ERDOĞAN'IN MASASINDA 15 BİN ÖZGEÇMİŞ ATAMA BEKLİYOR...
KAYNAK : Haber Kaynağı
AHBAP-ÇAVUŞ SİYASETİ
Olay, 27 Ocak Pazartesi günü oldu... TBMM, Adalet Komisyonu Başkanı Köksal Toptan toplantıdaydı... Önüne bir not konuldu
- Bartın'ın Kumluca beldesinde çok önemli olaylar olduğunu, bunları size anlatmak istediğini söyleyen bir ziyaretçiniz var... Konu çok acilmiş.
Toptan ''birkaç dakikalığına'' toplantıdan ayrıldı.
Odasına geçti.
''Kumluca'daki olayları anlatacak olan ziyaretçiyi hemen bekliyorum'' dedi.
****
Ziyaretçi odaya girdi.
Toptan sordu
- Nerede olay oldu?
- Efendim, Kumluca'daki Yatılı İlköğretim Bölge Okulu'nda.
- İdari bir olay mı?.. İdari olaysa, okul müdürüne git.
- Hayır efendim.
- Adli bir olay mı?.. Adli olaysa, savcılığa git.
- Hayır efendim.
- Siyasi bir olay mı?
- Hayır efendim.
- Öyleyse nedir?
- Efendim olay özel.
- Nasıl özel?.. Ve sen kimsin?
- Efendim, ben okulda hademeyim... Diğer hademeyle kavga ettim... Olaya el koymanızı istiyorum.
- Yani Meclis, Kumluca'daki iki hademenin kavgasıyla mı uğraşsın?
- Evet efendim.
****
''Kumlucalı hademeye'' kızamıyoruz.
Hademe yıllar yılı görmüş ki Türkiye'de işler ''ahbap, çavuş ilişkilerine göre'' yürüyor.
''Adamını bulan'' ne isterse yapıyor.
O da ''bir adamını bulurum... Kavga ettiğim hademeyi sürdürürüm'' diye Meclis'e kadar gelmiş.
****
''İşlerin çivisinin nasıl çıktığına dair'' bir başka ''örnek'' vereceğiz.
Şu anda Başbakan'ın, bakanların, Recep Tayyip Erdoğan'ın, AKP yöneticilerinin masalarında tam ''onbeşbin'' özgeçmiş var.
''Müsteşar Yardımcısı'' veya ''Genel Müdür'' olmak isteyenlerin özgeçmişleri.

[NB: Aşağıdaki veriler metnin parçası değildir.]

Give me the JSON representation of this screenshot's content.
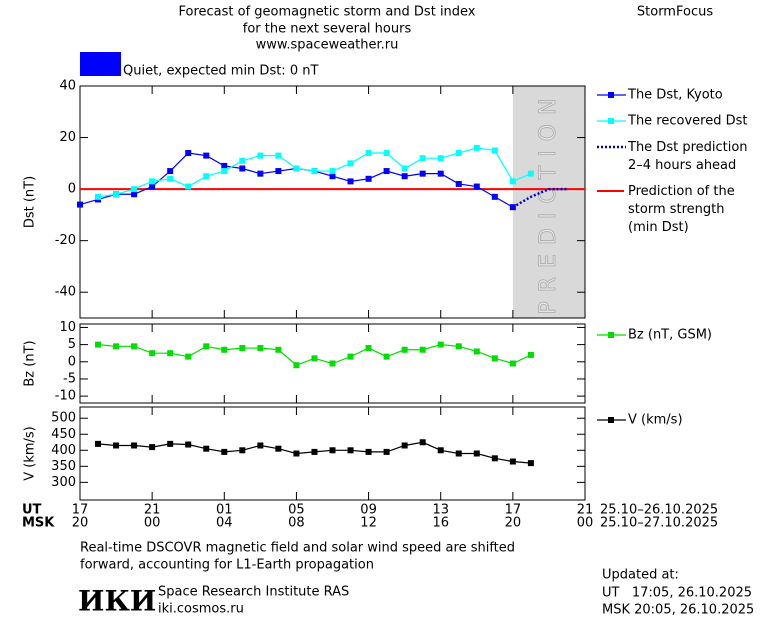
{
  "header": {
    "title_lines": [
      "Forecast of geomagnetic storm and Dst index",
      "for the next several hours",
      "www.spaceweather.ru"
    ],
    "brand": "StormFocus"
  },
  "chart_data": [
    {
      "type": "line",
      "ylabel": "Dst (nT)",
      "xlim": [
        0,
        28
      ],
      "ylim": [
        -50,
        40
      ],
      "yticks": [
        -40,
        -20,
        0,
        20,
        40
      ],
      "xticks": [
        0,
        4,
        8,
        12,
        16,
        20,
        24,
        28
      ],
      "status": {
        "color": "#0000ff",
        "label": "Quiet, expected min Dst: 0 nT"
      },
      "prediction_start": 24,
      "prediction_label": "PREDICTION",
      "min_dst": 0,
      "min_dst_color": "#ff0000",
      "min_dst_label": "Prediction of the\nstorm strength\n(min Dst)",
      "series": [
        {
          "name": "The Dst, Kyoto",
          "color": "#0000ff",
          "style": "solid",
          "markers": true,
          "x": [
            0,
            1,
            2,
            3,
            4,
            5,
            6,
            7,
            8,
            9,
            10,
            11,
            12,
            13,
            14,
            15,
            16,
            17,
            18,
            19,
            20,
            21,
            22,
            23,
            24
          ],
          "values": [
            -6,
            -4,
            -2,
            -2,
            1,
            7,
            14,
            13,
            9,
            8,
            6,
            7,
            8,
            7,
            5,
            3,
            4,
            7,
            5,
            6,
            6,
            2,
            1,
            -3,
            -7
          ]
        },
        {
          "name": "The recovered Dst",
          "color": "#00ffff",
          "style": "solid",
          "markers": true,
          "x": [
            1,
            2,
            3,
            4,
            5,
            6,
            7,
            8,
            9,
            10,
            11,
            12,
            13,
            14,
            15,
            16,
            17,
            18,
            19,
            20,
            21,
            22,
            23,
            24,
            25
          ],
          "values": [
            -3,
            -2,
            0,
            3,
            4,
            1,
            5,
            7,
            11,
            13,
            13,
            8,
            7,
            7,
            10,
            14,
            14,
            8,
            12,
            12,
            14,
            16,
            15,
            3,
            6
          ]
        },
        {
          "name": "The Dst prediction\n2–4 hours ahead",
          "color": "#0000cc",
          "style": "dotted",
          "markers": false,
          "x": [
            24,
            25,
            26,
            27
          ],
          "values": [
            -7,
            -3,
            0,
            0
          ]
        }
      ]
    },
    {
      "type": "line",
      "ylabel": "Bz (nT)",
      "xlim": [
        0,
        28
      ],
      "ylim": [
        -12,
        11
      ],
      "yticks": [
        -10,
        -5,
        0,
        5,
        10
      ],
      "xticks": [
        0,
        4,
        8,
        12,
        16,
        20,
        24,
        28
      ],
      "series": [
        {
          "name": "Bz (nT, GSM)",
          "color": "#00dd00",
          "style": "solid",
          "markers": true,
          "x": [
            1,
            2,
            3,
            4,
            5,
            6,
            7,
            8,
            9,
            10,
            11,
            12,
            13,
            14,
            15,
            16,
            17,
            18,
            19,
            20,
            21,
            22,
            23,
            24,
            25
          ],
          "values": [
            5,
            4.5,
            4.5,
            2.5,
            2.5,
            1.5,
            4.5,
            3.5,
            4,
            4,
            3.5,
            -1,
            1,
            -0.5,
            1.5,
            4,
            1.5,
            3.5,
            3.5,
            5,
            4.5,
            3,
            1,
            -0.5,
            2
          ]
        }
      ]
    },
    {
      "type": "line",
      "ylabel": "V (km/s)",
      "xlim": [
        0,
        28
      ],
      "ylim": [
        245,
        535
      ],
      "yticks": [
        300,
        350,
        400,
        450,
        500
      ],
      "xticks": [
        {
          "value": 0,
          "label": "17"
        },
        {
          "value": 4,
          "label": "21"
        },
        {
          "value": 8,
          "label": "01"
        },
        {
          "value": 12,
          "label": "05"
        },
        {
          "value": 16,
          "label": "09"
        },
        {
          "value": 20,
          "label": "13"
        },
        {
          "value": 24,
          "label": "17"
        },
        {
          "value": 28,
          "label": "21"
        }
      ],
      "xlabel": "UT",
      "date_range": "25.10–26.10.2025",
      "xticks_msk": [
        {
          "value": 0,
          "label": "20"
        },
        {
          "value": 4,
          "label": "00"
        },
        {
          "value": 8,
          "label": "04"
        },
        {
          "value": 12,
          "label": "08"
        },
        {
          "value": 16,
          "label": "12"
        },
        {
          "value": 20,
          "label": "16"
        },
        {
          "value": 24,
          "label": "20"
        },
        {
          "value": 28,
          "label": "00"
        }
      ],
      "xlabel_msk": "MSK",
      "date_range_msk": "25.10–27.10.2025",
      "series": [
        {
          "name": "V (km/s)",
          "color": "#000000",
          "style": "solid",
          "markers": true,
          "x": [
            1,
            2,
            3,
            4,
            5,
            6,
            7,
            8,
            9,
            10,
            11,
            12,
            13,
            14,
            15,
            16,
            17,
            18,
            19,
            20,
            21,
            22,
            23,
            24,
            25
          ],
          "values": [
            420,
            415,
            415,
            410,
            420,
            418,
            405,
            395,
            400,
            415,
            405,
            390,
            395,
            400,
            400,
            395,
            395,
            415,
            425,
            400,
            390,
            390,
            375,
            365,
            360
          ]
        }
      ]
    }
  ],
  "footer": {
    "note_lines": [
      "Real-time DSCOVR magnetic field and solar wind speed are shifted",
      "forward, accounting for L1-Earth propagation"
    ],
    "logo": "ИКИ",
    "institute": "Space Research Institute RAS",
    "site": "iki.cosmos.ru",
    "updated_label": "Updated at:",
    "updated_ut": "UT   17:05, 26.10.2025",
    "updated_msk": "MSK 20:05, 26.10.2025"
  }
}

Keşke ülkemizde ''böyle makamlara oturacak birikimde, ehliyette'' onbeşbin yetişmiş elemanımız olabilse.
Bu işin ''birinci cephesi.''
''İkinci cephesi'' ise...
Onbeşbin özgeçmiş içinde ''gerçek liyakat sahiplerinin'' hiçbiri yok.
****
Bir insan ''Genel Müdür Yardımcısıdır.''
Genel müdürlük beklemesi kadar doğal birşey olamaz.

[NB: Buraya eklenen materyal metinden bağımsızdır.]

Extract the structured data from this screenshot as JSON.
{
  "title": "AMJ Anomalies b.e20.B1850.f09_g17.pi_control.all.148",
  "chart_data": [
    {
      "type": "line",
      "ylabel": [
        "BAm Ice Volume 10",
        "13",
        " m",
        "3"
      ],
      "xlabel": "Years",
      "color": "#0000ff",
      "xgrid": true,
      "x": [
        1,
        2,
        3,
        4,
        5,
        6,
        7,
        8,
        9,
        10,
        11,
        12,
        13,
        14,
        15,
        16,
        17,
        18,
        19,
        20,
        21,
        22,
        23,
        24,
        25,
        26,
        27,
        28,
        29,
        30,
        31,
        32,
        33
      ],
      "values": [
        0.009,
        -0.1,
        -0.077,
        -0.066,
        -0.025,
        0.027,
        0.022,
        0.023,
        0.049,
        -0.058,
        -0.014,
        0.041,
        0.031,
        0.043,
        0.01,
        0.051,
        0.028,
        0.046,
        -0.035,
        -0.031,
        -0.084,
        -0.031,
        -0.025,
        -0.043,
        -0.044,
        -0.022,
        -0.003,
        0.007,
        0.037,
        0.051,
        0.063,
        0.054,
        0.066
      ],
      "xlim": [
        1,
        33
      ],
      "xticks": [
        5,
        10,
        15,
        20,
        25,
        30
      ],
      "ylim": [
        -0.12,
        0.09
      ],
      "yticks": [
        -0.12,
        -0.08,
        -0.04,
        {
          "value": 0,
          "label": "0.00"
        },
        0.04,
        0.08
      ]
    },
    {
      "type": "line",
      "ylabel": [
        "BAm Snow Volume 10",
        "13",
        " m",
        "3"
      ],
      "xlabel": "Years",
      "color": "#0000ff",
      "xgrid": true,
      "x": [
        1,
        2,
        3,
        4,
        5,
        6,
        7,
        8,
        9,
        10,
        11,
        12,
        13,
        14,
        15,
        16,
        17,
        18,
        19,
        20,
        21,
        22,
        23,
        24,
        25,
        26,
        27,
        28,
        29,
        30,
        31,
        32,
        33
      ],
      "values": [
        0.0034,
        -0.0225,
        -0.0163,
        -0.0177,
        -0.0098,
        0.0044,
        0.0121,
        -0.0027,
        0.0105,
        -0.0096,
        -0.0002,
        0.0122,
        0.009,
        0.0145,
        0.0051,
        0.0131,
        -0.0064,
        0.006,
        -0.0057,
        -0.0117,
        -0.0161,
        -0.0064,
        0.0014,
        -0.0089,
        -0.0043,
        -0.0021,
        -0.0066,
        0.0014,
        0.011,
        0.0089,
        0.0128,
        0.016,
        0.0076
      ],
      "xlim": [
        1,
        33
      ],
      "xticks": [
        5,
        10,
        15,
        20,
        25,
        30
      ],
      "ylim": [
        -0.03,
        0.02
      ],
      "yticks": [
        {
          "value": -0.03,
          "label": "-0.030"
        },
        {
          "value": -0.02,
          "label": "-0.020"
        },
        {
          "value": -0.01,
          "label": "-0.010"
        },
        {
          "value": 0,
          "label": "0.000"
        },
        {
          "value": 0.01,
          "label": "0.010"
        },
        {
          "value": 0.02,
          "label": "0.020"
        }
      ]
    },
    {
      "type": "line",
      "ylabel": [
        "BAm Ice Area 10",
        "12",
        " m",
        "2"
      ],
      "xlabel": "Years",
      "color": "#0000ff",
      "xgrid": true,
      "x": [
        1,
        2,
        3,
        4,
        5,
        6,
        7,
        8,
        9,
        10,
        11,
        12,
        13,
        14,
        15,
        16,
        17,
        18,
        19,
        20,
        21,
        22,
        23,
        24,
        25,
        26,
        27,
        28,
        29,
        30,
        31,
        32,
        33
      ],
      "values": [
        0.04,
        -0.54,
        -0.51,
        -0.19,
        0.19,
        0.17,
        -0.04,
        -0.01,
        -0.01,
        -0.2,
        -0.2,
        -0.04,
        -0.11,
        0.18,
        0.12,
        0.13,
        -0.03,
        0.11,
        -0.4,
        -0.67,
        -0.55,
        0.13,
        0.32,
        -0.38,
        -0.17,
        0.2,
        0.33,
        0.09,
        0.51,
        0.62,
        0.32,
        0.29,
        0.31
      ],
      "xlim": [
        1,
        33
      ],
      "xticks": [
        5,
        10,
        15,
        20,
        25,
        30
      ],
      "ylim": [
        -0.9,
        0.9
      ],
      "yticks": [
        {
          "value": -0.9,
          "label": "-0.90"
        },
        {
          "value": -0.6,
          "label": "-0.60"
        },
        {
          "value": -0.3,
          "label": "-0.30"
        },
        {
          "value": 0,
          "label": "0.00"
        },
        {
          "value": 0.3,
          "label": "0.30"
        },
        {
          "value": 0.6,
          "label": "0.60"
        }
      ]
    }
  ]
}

Ama ''yüksek makamlara'' özgeçmiş veren onbeşbin kişi böyle mi?
Soruyu Köksal Toptan'a sorduk.
İşte aldığımız yanıt
- Adam şube müdürü... Diyor ki, beni genel müdür yapın... Müsteşar yardımcısı yapın... Böyle birşeyi nasıl isteyebiliyor, anlamak mümkün değil.
****
Aslında anlamayacak birşey yok.
Zira ''şube müdürlüğünden genel müdürlüğe sıçramak isteyenin'' kendisine göre gerekçesi var.

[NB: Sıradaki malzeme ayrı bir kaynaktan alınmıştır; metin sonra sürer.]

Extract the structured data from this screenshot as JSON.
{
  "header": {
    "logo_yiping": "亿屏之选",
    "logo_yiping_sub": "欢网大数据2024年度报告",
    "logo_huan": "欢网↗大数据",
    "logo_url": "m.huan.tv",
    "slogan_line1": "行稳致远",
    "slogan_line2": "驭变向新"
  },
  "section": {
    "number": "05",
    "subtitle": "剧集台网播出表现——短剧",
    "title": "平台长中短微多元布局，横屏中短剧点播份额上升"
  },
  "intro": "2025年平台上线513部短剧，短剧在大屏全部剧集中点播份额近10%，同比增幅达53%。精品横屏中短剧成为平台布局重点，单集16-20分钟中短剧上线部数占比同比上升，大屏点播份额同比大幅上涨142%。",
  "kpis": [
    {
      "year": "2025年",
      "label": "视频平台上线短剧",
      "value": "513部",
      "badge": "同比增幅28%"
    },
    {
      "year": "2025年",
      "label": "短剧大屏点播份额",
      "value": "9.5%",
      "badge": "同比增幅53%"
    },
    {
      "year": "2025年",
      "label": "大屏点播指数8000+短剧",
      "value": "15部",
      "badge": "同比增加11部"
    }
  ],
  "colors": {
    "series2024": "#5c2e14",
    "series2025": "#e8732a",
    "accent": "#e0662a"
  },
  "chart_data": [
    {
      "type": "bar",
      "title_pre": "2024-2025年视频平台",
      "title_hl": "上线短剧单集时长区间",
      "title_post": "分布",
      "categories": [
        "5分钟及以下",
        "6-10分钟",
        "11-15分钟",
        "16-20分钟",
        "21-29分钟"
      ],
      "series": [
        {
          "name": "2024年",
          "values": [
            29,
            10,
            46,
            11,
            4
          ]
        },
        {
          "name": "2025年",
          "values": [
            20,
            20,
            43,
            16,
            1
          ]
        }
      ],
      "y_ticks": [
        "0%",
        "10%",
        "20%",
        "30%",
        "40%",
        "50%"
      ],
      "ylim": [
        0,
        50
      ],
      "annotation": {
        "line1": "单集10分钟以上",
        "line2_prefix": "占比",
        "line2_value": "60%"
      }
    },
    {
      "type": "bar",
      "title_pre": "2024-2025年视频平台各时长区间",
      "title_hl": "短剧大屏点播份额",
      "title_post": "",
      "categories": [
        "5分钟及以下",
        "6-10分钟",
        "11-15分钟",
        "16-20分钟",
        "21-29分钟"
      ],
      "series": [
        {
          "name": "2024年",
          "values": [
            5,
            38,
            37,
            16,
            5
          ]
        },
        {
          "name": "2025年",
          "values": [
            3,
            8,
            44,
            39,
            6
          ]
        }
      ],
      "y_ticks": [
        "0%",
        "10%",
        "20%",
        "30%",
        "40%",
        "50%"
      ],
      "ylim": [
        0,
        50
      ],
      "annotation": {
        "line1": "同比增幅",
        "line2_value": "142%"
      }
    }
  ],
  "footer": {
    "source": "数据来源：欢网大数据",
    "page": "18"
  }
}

''Seçimden önce AKP'ye adaylık başvurusunda bulundum'' gibi.
''Tayyip Bey'i çok severim'' gibi.
Yılların bozukluğu ve ahbap çavuş ilişkisi, herkese cesaret verebiliyor.
****
Birgün, biri ''olmayacak bir iş için'' Maliye Bakanı'nın (Ahmet Kurtcebe Alptemuçin) odasına girmişti.
Bakan ''bu iş yasal değil'' diye adamı tersleyeceği sırada...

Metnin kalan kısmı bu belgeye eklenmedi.